Reval lifted Therese’s arm. He’d do it. Wade didn’t have any doubts.
“Okay, okay. I believe you. But I honestly don’t know what you’re talking about. I followed your directions at Love Field and brought the laptop back to you.”
“Then why are you so disappointingly late?” He shifted the needle closer to her vein.
“I... I had to hide until the cops searched the entire airport because of your men. I got here as soon as I could get
back to my truck. What more do you want me to say?” Dammit. Even he thought he sounded like he was lying.
“Maybe we should try to wake her up?” Reval stood, backed away and slashed a fat finger through the air. Sal and his armed companion moved across the room.
“I don’t know anything. Nothing.” Could Reval’s computer guy tell that the FBI had searched what was on the laptop?
“Don’t waste my time, Wade. This isn’t a negotiation,” Reval continued. “Tell me what I want to know, but you’re right. An overdose is such an easy way out for Therese.” Another flick of his finger sent Sal and the second man to either side of Therese.
“Wait. Look, I don’t know what those two inept morons you sent to Love Field told you, but I followed your instructions. I’ll do whatever you need me to get done.” Wade’s heartbeat skyrocketed. They were going to torture Therese.
He had no way to stop it or let anyone know it was happening. And she was still out cold.
They hooked an arm under Therese’s arms, semi-standing her, then dragged her to the fishless tank of water against the wall. Wade hadn’t noticed that the tank stood just a little higher than waist level. Not before Therese’s head lobbed forward and her long hair fell to drift in the circling water.

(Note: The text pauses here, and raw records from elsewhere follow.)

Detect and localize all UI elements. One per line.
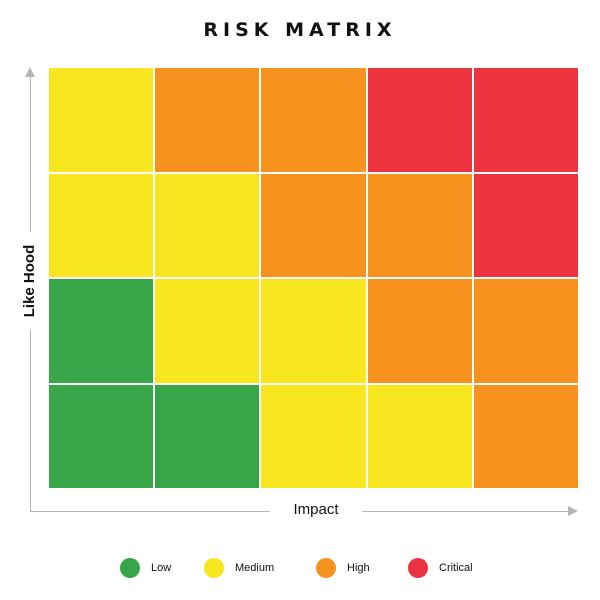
matrix-cell-critical (473, 68, 578, 172)
matrix-cell-high (155, 68, 260, 172)
legend-label-critical: Critical (439, 562, 473, 574)
matrix-cell-low (49, 279, 154, 383)
matrix-cell-high (473, 384, 578, 488)
legend-swatch-medium (204, 558, 224, 578)
legend-swatch-high (316, 558, 336, 578)
matrix-cell-high (261, 173, 366, 277)
legend-label-high: High (347, 562, 370, 574)
x-axis-arrow-icon (568, 506, 578, 516)
legend-item-low: Low (120, 557, 171, 579)
matrix-cell-critical (473, 173, 578, 277)
matrix-cell-critical (367, 68, 472, 172)
matrix-cell-high (261, 68, 366, 172)
matrix-cell-medium (155, 173, 260, 277)
matrix-cell-low (49, 384, 154, 488)
matrix-cell-low (155, 384, 260, 488)
legend-swatch-low (120, 558, 140, 578)
x-axis-label: Impact (270, 500, 362, 520)
legend-item-high: High (316, 557, 370, 579)
legend-swatch-critical (408, 558, 428, 578)
y-axis-arrow-icon (25, 67, 35, 77)
legend-label-medium: Medium (235, 562, 275, 574)
matrix-cell-medium (261, 279, 366, 383)
matrix-cell-medium (49, 68, 154, 172)
matrix-cell-medium (49, 173, 154, 277)
matrix-cell-medium (367, 384, 472, 488)
matrix-cell-high (367, 173, 472, 277)
matrix-cell-high (367, 279, 472, 383)
y-axis-label: Like Hood (20, 232, 40, 330)
legend-label-low: Low (151, 562, 172, 574)
legend-item-medium: Medium (204, 557, 274, 579)
legend-item-critical: Critical (408, 557, 473, 579)
matrix-cell-high (473, 279, 578, 383)
matrix-cell-medium (261, 384, 366, 488)
risk-matrix-grid (49, 68, 578, 488)
matrix-cell-medium (155, 279, 260, 383)
page-title: RISK MATRIX (203, 19, 397, 41)
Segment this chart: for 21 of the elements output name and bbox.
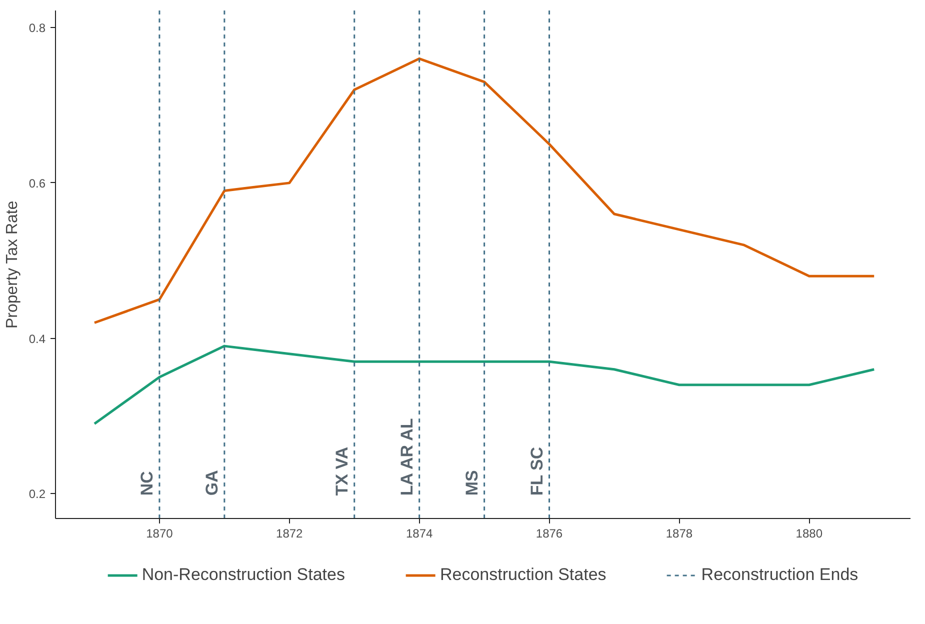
y-tick-label: 0.8 xyxy=(28,21,46,36)
ref-line-label: GA xyxy=(202,470,222,496)
y-tick-label: 0.4 xyxy=(28,332,46,346)
legend-label: Reconstruction States xyxy=(440,565,606,585)
ref-line-label: TX VA xyxy=(332,446,352,496)
y-axis-title: Property Tax Rate xyxy=(4,200,21,329)
y-tick-label: 0.6 xyxy=(28,176,46,190)
x-tick-label: 1876 xyxy=(536,526,563,540)
ref-line-label: LA AR AL xyxy=(397,418,416,496)
ref-line-label: MS xyxy=(462,470,482,496)
y-tick-label: 0.2 xyxy=(28,487,46,502)
x-tick-label: 1870 xyxy=(146,526,174,540)
x-tick-label: 1872 xyxy=(276,526,304,540)
x-tick-label: 1880 xyxy=(796,526,823,540)
ref-line-label: NC xyxy=(137,471,156,496)
x-tick-label: 1874 xyxy=(406,526,434,540)
ref-line-label: FL SC xyxy=(527,446,546,496)
line-series xyxy=(93,57,876,324)
legend-label: Non-Reconstruction States xyxy=(142,565,345,585)
text: Reconstruction Ends xyxy=(701,565,858,585)
x-tick-label: 1878 xyxy=(666,526,693,540)
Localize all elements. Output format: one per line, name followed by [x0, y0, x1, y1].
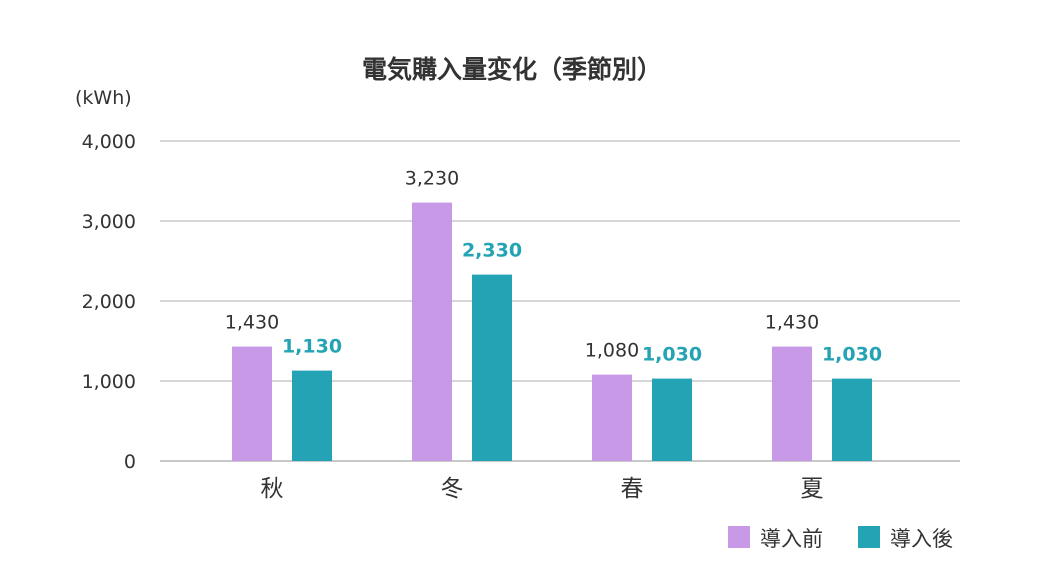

Therese was suspended between the two men.
“Stop! What do you want me to tell you? I wouldn’t be here if the Rangers knew anything.”
“Do it,” Rushdan commanded.
They lifted her higher and shoved her head underwater.
“She’ll drown. Are you trying to kill her?”
When Therese struggled and kicked to get air, Sal let her catch a short breath before shoving her down again.
“Come on, Reval. This is between us. If you don’t believe me, then put my head underwater.”
Reval nodded. Sal grabbed Therese’s hair and wrenched upward. She spit out tank water as she sucked in air. She tossed her head, waking up from whatever drug Reval had given her.
Therese kicked and twisted to get free. Then they did it again.